Charles David Sherrill is a professor of chemistry and computational science and engineering at Georgia Tech working in the areas of theoretical chemistry, computational quantum chemistry, and scientific computing. His research focuses on the development and application of theoretical methods for non-covalent interactions between molecules. He is the lead principal investigator of the Psi open-source quantum chemistry program.

== Life and education ==
Born in Chattanooga, Tennessee (April 5, 1970), Sherrill received his S.B. in chemistry from MIT. He received his Ph.D. in 1996 from the University of Georgia, working with Professor Henry F. Schefer, III on highly correlated configuration interaction methods. He was an NSF Postdoctoral Fellow in the laboratory of Martin Head-Gordon at the University of California, Berkeley.

== Career ==
In 1999, Sherrill joined the faculty of the school of chemistry and biochemistry at Georgia Tech. He joined the school of computational science and engineering as a joint faculty member in 2006. He became associate director of Georgia Tech's Institute for Data Engineering and Science (IDEaS) in 2017. He has been an associate editor of The Journal of Chemical Physics since 2009.

=== Research ===
Sherrill develops methods, algorithms, and software for quantum chemistry. He has introduced efficient density-fitting techniques into several quantum chemistry methods, speeding up computations. His research group obtains highly-accurate results for important prototype chemical systems, and uses these results to develop computational protocols that are faster yet still accurate. Sherrill focuses on intermolecular interactions, and has published definitive studies of the strength, geometric dependence, and substituent effects in prototype interactions including π-π, CH/π, S/π, and cation-π interactions. He has developed extensions of symmetry-adapted perturbation theory (SAPT) to analyze these interactions in terms of their fundamental physical forces (electrostatics, exchange/steric repulsion, induction/polarization, and London dispersion forces). A fragment-based partitioning of SAPT allows analyses of which non-bonded contacts are most important for binding, and has been used to understand substituent effects in protein-drug binding.
Sherrill has published over 200 peer-reviewed articles on these topics, and presented over 130 invited lectures, including the 2011 Robert S. Mulliken Lecture at the University of Georgia, the keynote talk for the 2015 Workshop on Control of London Dispersion Interactions in Molecular Chemistry in Göttingen, and keynote talks at the 2015 and 2016 meetings of the Southeast Theoretical Chemistry Association.
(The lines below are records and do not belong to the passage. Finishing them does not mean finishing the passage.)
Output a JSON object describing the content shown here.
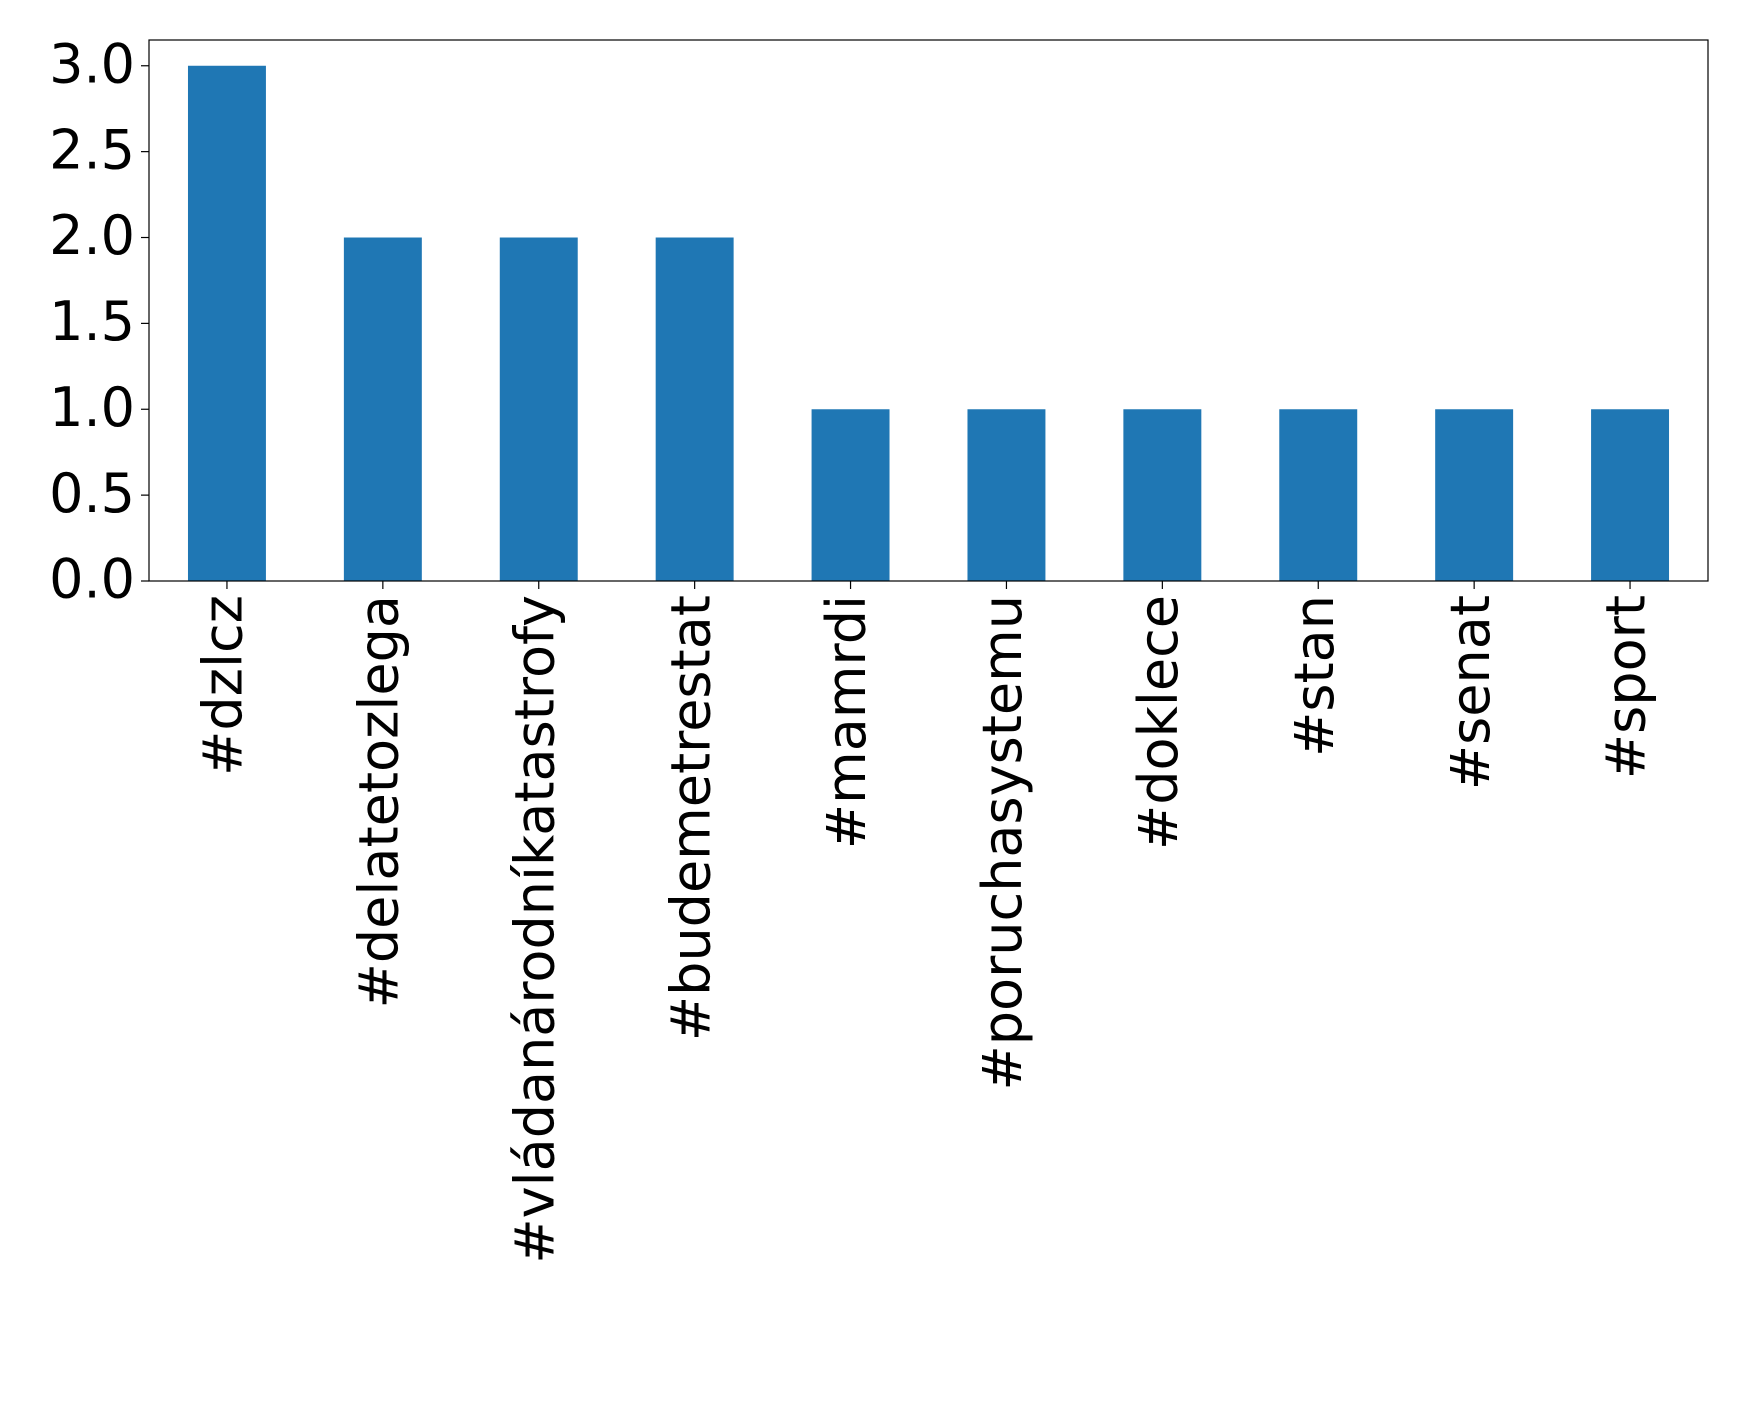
{
  "chart_data": {
    "type": "bar",
    "categories": [
      "#dzlcz",
      "#delatetozlega",
      "#vládanárodníkatastrofy",
      "#budemetrestat",
      "#mamrdi",
      "#poruchasystemu",
      "#doklece",
      "#stan",
      "#senat",
      "#sport"
    ],
    "values": [
      3,
      2,
      2,
      2,
      1,
      1,
      1,
      1,
      1,
      1
    ],
    "color": "#1f77b4",
    "ylim": [
      0,
      3.15
    ],
    "yticks": [
      {
        "value": 0,
        "label": "0.0"
      },
      0.5,
      {
        "value": 1,
        "label": "1.0"
      },
      1.5,
      {
        "value": 2,
        "label": "2.0"
      },
      2.5,
      {
        "value": 3,
        "label": "3.0"
      }
    ],
    "grid": false
  }
}
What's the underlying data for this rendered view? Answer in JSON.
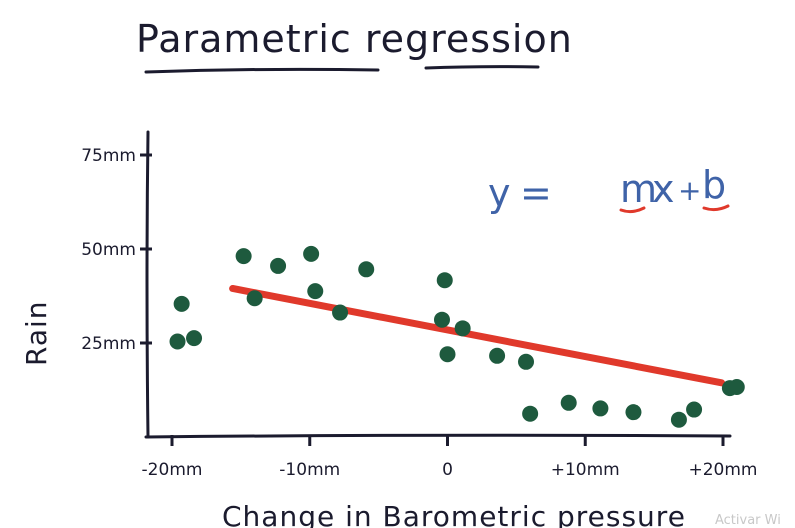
{
  "chart_data": {
    "type": "scatter",
    "title": "Parametric regression",
    "xlabel": "Change in Barometric pressure",
    "ylabel": "Rain",
    "x_ticks": [
      {
        "value": -20,
        "label": "-20mm"
      },
      {
        "value": -10,
        "label": "-10mm"
      },
      {
        "value": 0,
        "label": "0"
      },
      {
        "value": 10,
        "label": "+10mm"
      },
      {
        "value": 20,
        "label": "+20mm"
      }
    ],
    "y_ticks": [
      {
        "value": 25,
        "label": "25mm"
      },
      {
        "value": 50,
        "label": "50mm"
      },
      {
        "value": 75,
        "label": "75mm"
      }
    ],
    "xlim": [
      -22,
      21
    ],
    "ylim": [
      0,
      80
    ],
    "equation": {
      "y": "y",
      "equals": "=",
      "m": "m",
      "x": "x",
      "plus": "+",
      "b": "b"
    },
    "points": [
      {
        "x": -19.6,
        "y": 25.4
      },
      {
        "x": -19.3,
        "y": 35.4
      },
      {
        "x": -18.4,
        "y": 26.3
      },
      {
        "x": -14.8,
        "y": 48.1
      },
      {
        "x": -14.0,
        "y": 36.9
      },
      {
        "x": -12.3,
        "y": 45.5
      },
      {
        "x": -9.9,
        "y": 48.7
      },
      {
        "x": -9.6,
        "y": 38.8
      },
      {
        "x": -7.8,
        "y": 33.1
      },
      {
        "x": -5.9,
        "y": 44.6
      },
      {
        "x": -0.4,
        "y": 31.2
      },
      {
        "x": -0.2,
        "y": 41.7
      },
      {
        "x": 0,
        "y": 22.0
      },
      {
        "x": 1.1,
        "y": 28.9
      },
      {
        "x": 3.6,
        "y": 21.6
      },
      {
        "x": 5.7,
        "y": 20.0
      },
      {
        "x": 6.0,
        "y": 6.2
      },
      {
        "x": 8.8,
        "y": 9.1
      },
      {
        "x": 11.1,
        "y": 7.6
      },
      {
        "x": 13.5,
        "y": 6.6
      },
      {
        "x": 16.8,
        "y": 4.6
      },
      {
        "x": 17.9,
        "y": 7.3
      },
      {
        "x": 21.0,
        "y": 13.3
      },
      {
        "x": 20.5,
        "y": 13.0
      }
    ],
    "regression": {
      "from": {
        "x": -15.6,
        "y": 39.5
      },
      "to": {
        "x": 19.9,
        "y": 14.4
      }
    },
    "colors": {
      "points": "#1e5a3e",
      "line": "#e0392b",
      "equation": "#3f63a8",
      "ink": "#1b1b2e"
    }
  },
  "watermark": "Activar Wi"
}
Sherrill's methods and algorithms are made publicly available to the quantum chemistry community through the open-source quantum chemistry program Psi, developed by his group and collaborators worldwide.

=== Awards ===
Sherrill is a Fellow of the American Physical Society, the American Chemical Society, and the American Association for the Advancement of Science.

=== Education ===
Sherrill is active in promoting education in chemistry, quantum chemistry, and data science. He has published an extensive set of notes and lectures on fundamentals of quantum chemistry. His educational efforts have been recognized by his being named the Outreach Volunteer of the Year by the Georgia Section of the American Chemical Society in 2017, and the Class of 1940 W. Howard Ector Outstanding Teacher at Georgia Tech in 2006.